On the other hand, you cannot dismiss incontinence even if it occurs due to certain factors. For example, if a resident has bowel incontinence due to loose stools or diarrhea from illness, use of laxatives, or any other cause, this would still count as incontinence.

Employ Care Planning & Incontinence Improvement Strategies

That doesn’t mean, however, that you don’t still need to care plan for these factors.

Pay attention: “Provided the assessments were coded correctly, you should also think of this QM as a flag that prompts you to review the toileting needs for those residents that do trigger,” DADS advised. Because the triggering residents are categorized as “low risk,” the care team staff should ask themselves if there are any steps they can take to improve a resident’s incontinence.

When care planning for bladder incontinence, you must assess the type and cause of urinary incontinence, Valvo stressed. “For many residents, incontinence can be resolved or minimized by identifying and treating underlying potentially reversible causes.” (See “Know the Types of Urinary Incontinence for Optimal Care Planning on page 10 for specific types of urinary incontinence.)

Employ incontinence improvement strategies such as eliminating environmental physical barriers to accessing commodes, bedpans, and urinals, as well as obtaining assistance. Also, make sure the care plan includes other strategies as appropriate like bladder retraining, prompted voiding, scheduled toileting, or bowel toileting programs.
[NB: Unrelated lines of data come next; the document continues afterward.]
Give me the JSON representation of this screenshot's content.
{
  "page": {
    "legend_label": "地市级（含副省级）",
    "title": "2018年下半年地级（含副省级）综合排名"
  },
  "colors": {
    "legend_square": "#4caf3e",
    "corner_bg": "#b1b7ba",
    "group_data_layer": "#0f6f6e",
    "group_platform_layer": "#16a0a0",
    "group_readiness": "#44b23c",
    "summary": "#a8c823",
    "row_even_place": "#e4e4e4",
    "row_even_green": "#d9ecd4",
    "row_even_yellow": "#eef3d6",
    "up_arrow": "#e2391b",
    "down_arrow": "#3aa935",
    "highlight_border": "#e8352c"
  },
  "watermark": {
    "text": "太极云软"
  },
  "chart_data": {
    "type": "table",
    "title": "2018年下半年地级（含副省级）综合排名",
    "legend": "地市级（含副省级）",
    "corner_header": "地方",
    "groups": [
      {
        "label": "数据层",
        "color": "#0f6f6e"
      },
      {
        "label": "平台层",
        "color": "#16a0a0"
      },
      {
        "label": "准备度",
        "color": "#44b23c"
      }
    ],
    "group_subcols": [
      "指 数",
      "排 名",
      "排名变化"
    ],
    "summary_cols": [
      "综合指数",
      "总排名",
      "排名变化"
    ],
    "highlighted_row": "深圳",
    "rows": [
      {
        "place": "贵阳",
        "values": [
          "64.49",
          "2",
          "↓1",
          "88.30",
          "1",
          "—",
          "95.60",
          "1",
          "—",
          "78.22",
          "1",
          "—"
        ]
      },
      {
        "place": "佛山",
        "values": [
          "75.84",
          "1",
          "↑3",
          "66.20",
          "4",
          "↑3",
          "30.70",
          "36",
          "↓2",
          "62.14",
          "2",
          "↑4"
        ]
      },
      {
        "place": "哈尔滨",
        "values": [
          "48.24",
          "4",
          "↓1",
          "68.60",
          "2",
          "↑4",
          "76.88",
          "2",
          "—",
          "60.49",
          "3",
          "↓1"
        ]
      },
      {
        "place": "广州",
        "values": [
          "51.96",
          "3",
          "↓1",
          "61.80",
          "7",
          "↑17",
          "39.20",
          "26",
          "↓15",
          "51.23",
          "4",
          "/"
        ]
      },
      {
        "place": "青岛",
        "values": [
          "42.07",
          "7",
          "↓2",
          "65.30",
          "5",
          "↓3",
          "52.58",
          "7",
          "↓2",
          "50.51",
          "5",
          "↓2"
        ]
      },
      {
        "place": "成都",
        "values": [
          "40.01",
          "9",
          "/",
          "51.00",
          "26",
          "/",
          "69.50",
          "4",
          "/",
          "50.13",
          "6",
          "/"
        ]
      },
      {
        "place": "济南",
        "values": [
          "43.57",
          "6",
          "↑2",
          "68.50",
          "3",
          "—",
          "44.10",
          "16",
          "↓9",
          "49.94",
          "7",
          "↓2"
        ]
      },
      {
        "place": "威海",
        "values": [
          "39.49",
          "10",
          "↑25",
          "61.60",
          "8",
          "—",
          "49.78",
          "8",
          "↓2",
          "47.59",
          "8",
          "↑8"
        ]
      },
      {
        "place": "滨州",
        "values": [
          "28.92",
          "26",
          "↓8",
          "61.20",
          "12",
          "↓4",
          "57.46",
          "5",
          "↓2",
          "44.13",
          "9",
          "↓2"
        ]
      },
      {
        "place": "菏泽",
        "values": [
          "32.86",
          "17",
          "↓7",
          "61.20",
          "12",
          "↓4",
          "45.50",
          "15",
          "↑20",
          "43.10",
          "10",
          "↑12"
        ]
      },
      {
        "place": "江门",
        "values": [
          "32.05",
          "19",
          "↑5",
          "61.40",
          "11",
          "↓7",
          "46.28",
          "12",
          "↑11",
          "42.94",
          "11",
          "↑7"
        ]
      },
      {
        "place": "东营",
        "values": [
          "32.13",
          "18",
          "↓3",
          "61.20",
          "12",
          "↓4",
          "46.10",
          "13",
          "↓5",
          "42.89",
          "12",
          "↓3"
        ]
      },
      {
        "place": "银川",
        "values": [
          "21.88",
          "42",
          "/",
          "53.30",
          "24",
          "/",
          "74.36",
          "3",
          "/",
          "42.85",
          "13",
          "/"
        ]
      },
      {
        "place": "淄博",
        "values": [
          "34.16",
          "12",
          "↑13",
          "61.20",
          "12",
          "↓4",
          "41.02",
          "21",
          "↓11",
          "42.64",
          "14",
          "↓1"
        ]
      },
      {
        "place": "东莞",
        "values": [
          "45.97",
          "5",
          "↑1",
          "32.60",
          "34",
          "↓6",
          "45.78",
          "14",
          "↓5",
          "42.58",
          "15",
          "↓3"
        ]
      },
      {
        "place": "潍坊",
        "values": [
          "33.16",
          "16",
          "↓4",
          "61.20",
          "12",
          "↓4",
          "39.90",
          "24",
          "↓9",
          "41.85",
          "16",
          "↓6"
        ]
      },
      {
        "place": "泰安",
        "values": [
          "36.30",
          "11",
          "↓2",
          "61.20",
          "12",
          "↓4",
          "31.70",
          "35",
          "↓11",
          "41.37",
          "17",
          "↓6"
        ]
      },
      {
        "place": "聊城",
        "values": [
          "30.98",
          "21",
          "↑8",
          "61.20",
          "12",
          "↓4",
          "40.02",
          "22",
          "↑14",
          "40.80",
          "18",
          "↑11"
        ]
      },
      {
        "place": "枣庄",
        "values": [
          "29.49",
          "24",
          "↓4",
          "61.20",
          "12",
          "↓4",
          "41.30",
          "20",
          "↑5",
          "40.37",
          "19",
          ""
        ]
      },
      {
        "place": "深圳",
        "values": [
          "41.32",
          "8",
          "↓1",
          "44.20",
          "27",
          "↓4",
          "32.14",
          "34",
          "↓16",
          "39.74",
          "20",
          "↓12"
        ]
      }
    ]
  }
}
For bowel incontinence, also consider any potentially reversible causes like medication side effects, constipation and fecal impaction, immobility, and diet.

Overall, your incontinence improvement strategies should include the following:

  • Assessment of the cause of urinary or bowel incontinence;
  • Staff education;
  • Consistent assignment;
  • Individual toileting programs;
  • Accurate tracking and documentation;
  • Clear documentation of continence/incontinence status; and
  • Documentation/progress notes that reference the care plan.
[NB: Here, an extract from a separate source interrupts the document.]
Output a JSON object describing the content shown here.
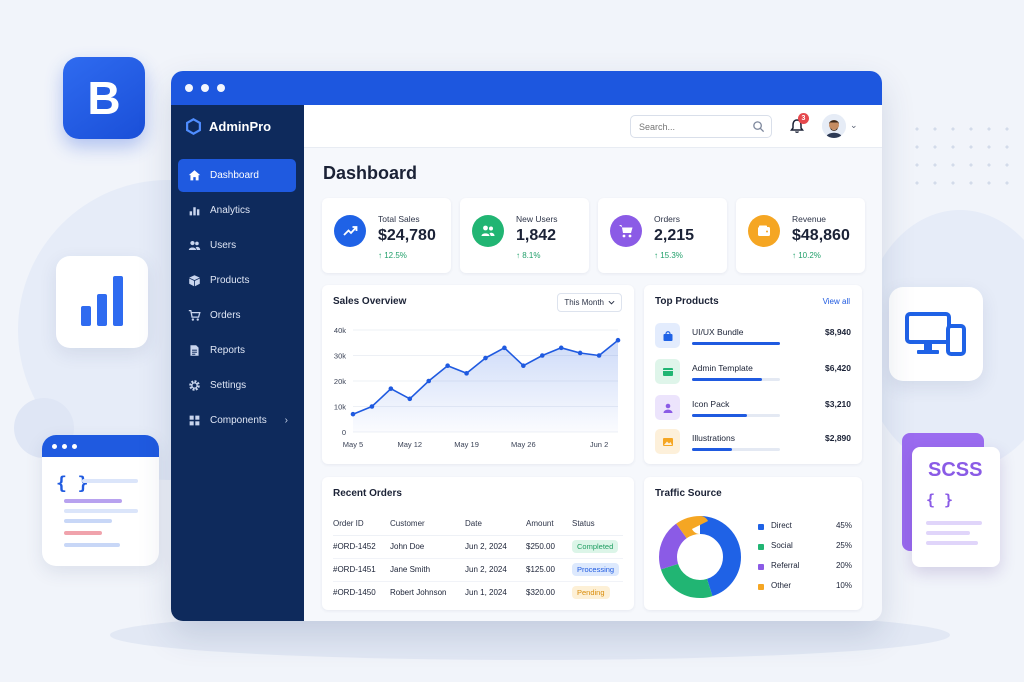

Caveat: You may have some residents who consistently trigger this QM, because they just miss being included in one of the exclusion categories — for instance, the resident’s BIMS summary is an eight or the resident has some slight ability to assist with transfer, DADS pointed out. “In such cases, all a facility can do is ensure [staff] are coding their assessments correctly and handling the resident’s toileting needs appropriately.”
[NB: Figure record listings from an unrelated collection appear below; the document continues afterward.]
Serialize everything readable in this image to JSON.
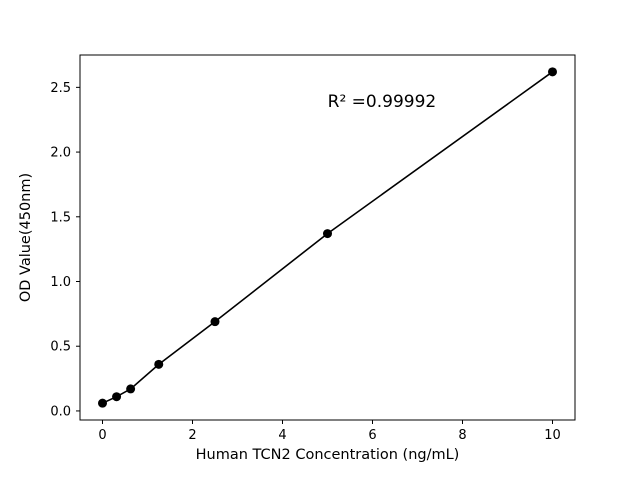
{
  "figure": {
    "background": "#ffffff"
  },
  "chart_data": {
    "type": "scatter",
    "title": "",
    "xlabel": "Human TCN2 Concentration (ng/mL)",
    "ylabel": "OD Value(450nm)",
    "annotation": "R² =0.99992",
    "x": [
      0,
      0.3125,
      0.625,
      1.25,
      2.5,
      5,
      10
    ],
    "y": [
      0.06,
      0.11,
      0.17,
      0.36,
      0.69,
      1.37,
      2.62
    ],
    "line": true,
    "xlim": [
      -0.5,
      10.5
    ],
    "ylim": [
      -0.07,
      2.75
    ],
    "xticks": [
      0,
      2,
      4,
      6,
      8,
      10
    ],
    "yticks": [
      0.0,
      0.5,
      1.0,
      1.5,
      2.0,
      2.5
    ],
    "grid": false,
    "legend": "none",
    "marker_color": "#000000",
    "line_color": "#000000",
    "axis_color": "#000000",
    "background": "#ffffff"
  }
}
Action Points: Improve Your Bladder/Bowel QM Score

So, you’ve coded the assessments correctly, but your bladder/bowel QM score isn’t what you’d like it to be. What can you do?

Valvo recommended the following steps as a model for improving your QM score:

1. Analyze the data to determine a root cause and/or quality improvement opportunity, and use concurrent data monitoring as you work through your quality improvement process;

2. Drill down the information to the resident level, and have the interdisciplinary team review and assess the residents who are triggering the QM;

3. Assess the coding accuracy of the MDS for the residents triggering the QM, and ensure that there isn’t an electronic entry error;

4. Verify that the medical record documentation supports the coding in relation to the Assessment Reference Date (ARD);

5. Assess the interviewers’ experience and the effects of flawed interview skills/techniques on the MDS data and QM score specific to evaluating cognitive status and memory;

6. Assess the effect of staff stability/consistent assignment practice with providing resident care, especially for providing assistance, evaluating toileting issues, and identifying toileting needs;

7. Develop individualized care plans focusing on quality improvement closest to the resident; and

8. Measure overall effectiveness of quality improvement interventions.